Once the buttermilk has been added, resume whisking until it too, gets well incorporated.
Delicately fold in the grated carrots… the MOUNDS of grated carrots, that is!
Now add the chopped walnuts, dried apricots and raisins to the dry ingredients and mix until well combined.
This simple precaution will ensure that every last bit of dried fruit and nut gets coated in flour, which will prevent them from sinking straight to the bottom of the muffins as they bake.
Now throw all this right in with the grated carrots and wet ingredients…
And mix delicately with a rubber spatula until just incorporated, no more.
If you mixed your batter too much, your muffins would most probably turn out pretty dry and tough.
Divide the batter equally between the muffin cups — I still find that a large spring-loaded cookie scoop is the ideal tool for that!
If you know me, you know that I’m a fan of BIG muffins!
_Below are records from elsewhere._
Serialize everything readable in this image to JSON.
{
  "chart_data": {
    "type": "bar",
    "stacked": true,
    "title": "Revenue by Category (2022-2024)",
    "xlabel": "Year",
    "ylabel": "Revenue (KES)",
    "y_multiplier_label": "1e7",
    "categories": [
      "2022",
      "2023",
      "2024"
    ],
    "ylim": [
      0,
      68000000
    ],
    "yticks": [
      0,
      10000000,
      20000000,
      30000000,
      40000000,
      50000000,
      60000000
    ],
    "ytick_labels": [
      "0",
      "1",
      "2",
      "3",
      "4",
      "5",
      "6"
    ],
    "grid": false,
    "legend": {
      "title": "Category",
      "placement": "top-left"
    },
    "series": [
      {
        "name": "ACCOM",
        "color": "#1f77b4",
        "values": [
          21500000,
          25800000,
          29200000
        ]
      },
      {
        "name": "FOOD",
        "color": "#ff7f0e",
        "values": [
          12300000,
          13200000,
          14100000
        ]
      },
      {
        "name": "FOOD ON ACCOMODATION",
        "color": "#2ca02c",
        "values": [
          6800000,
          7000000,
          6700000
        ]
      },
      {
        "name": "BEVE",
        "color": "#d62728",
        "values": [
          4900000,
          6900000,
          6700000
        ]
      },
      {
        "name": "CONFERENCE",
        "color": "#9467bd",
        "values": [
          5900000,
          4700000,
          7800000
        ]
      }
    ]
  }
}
So the batter WILL mound way higher than the paper cups, that’s perfectly normal — just try and shape the tops into nice rounded domes.
If you, however, preferred smaller muffins, I suppose you could very well divide the batter between 18 to 24 paper cups, instead.
Of course, you’d need to adjust cooking time accordingly.
Place the pan in the 425°F oven for 10 minutes and then lower the oven temperature to 375°F.
Continue baking for another 12 to 15 minutes, or until the tops are nice and golden brown and a toothpick inserted in the center of a muffin comes out clean.
In case you’re wondering why the dual temp thing, well, the initial hotter oven temperature will help the batter poof up, and then lowering the temperature will ensure that the centers have time to bake before the tops get completely burnt!
Once out of the oven, let the muffins cool for a few minutes in the pan and then remove them to a cooling rack to cool completely.
Store in a cool dry place in an airtight container for up to a week.
Personally, I like to store mine in the fridge. Call me weird, but I’ve always been a fan of cold muffins. Makes them that much denser!
And heaven knows I love me a dense muffin…
No Sugar Added Carrot Muffins
- 1 cup (240g | 8.5oz) unsweetened applesauce
- ½ cup (125g | 4.4oz) canned crushed pineapple
- ½ cup (150g | 5.3oz) date paste
- ¼ cup (55g | 2oz) avocado puree (about 1 small avocado)
- 1 tbsp pure vanilla extract (storebought or homemade)
- ½ cup (120ml) buttermilk
- 3 large eggs
- 3-1/4 cups (375g | 13.2oz) grated carrots (about 3 large)
- Preheat the oven to 425°F and line a 12 cup muffin pan with paper liners.
- In a large mixing bowl, combine the dry ingredients and mix well with a flat whisk until evenly combined; set aside.
- In a seperate bowl, combine the applesauce, crushed pineapple, date paste, mashed avocado and vanilla extract and mix well with a whisk until all the ingredients are well combined.
- Add the eggs and whisk until very well incorporated, about 30 seconds.
- Whisk in the buttermilk and mix until well incorporated, then delicately fold in the grated carrots.
- Add the chopped walnuts, dried apricots and raisins to the dry ingredients and mix until well combined, then throw this mixture in with the wet ingredients; mix delicately with a rubber spatula until just incorporated, no more.
- Divide the batter equally between the muffin cups; the batter will mound higher than the paper cups, that’s perfectly normal. If you preferred smaller muffins, you could also divide the batter between 18 to 24 paper cups, instead. Of course, you’d need to adjust cooking time accordingly.
- Place the pan in the 425°F oven for 10 minutes and then lower the oven temperature to 375°F. Continue baking for another 8 to 10 minutes, or until the tops are nice and golden brown and a toothpick inserted in the center of a muffin comes out clean.
- Let the muffins cool for a few minutes in the pan and then remove them to a cooling rack to cool completely.
- Store in a cool dry place in an airtight container for up to a week.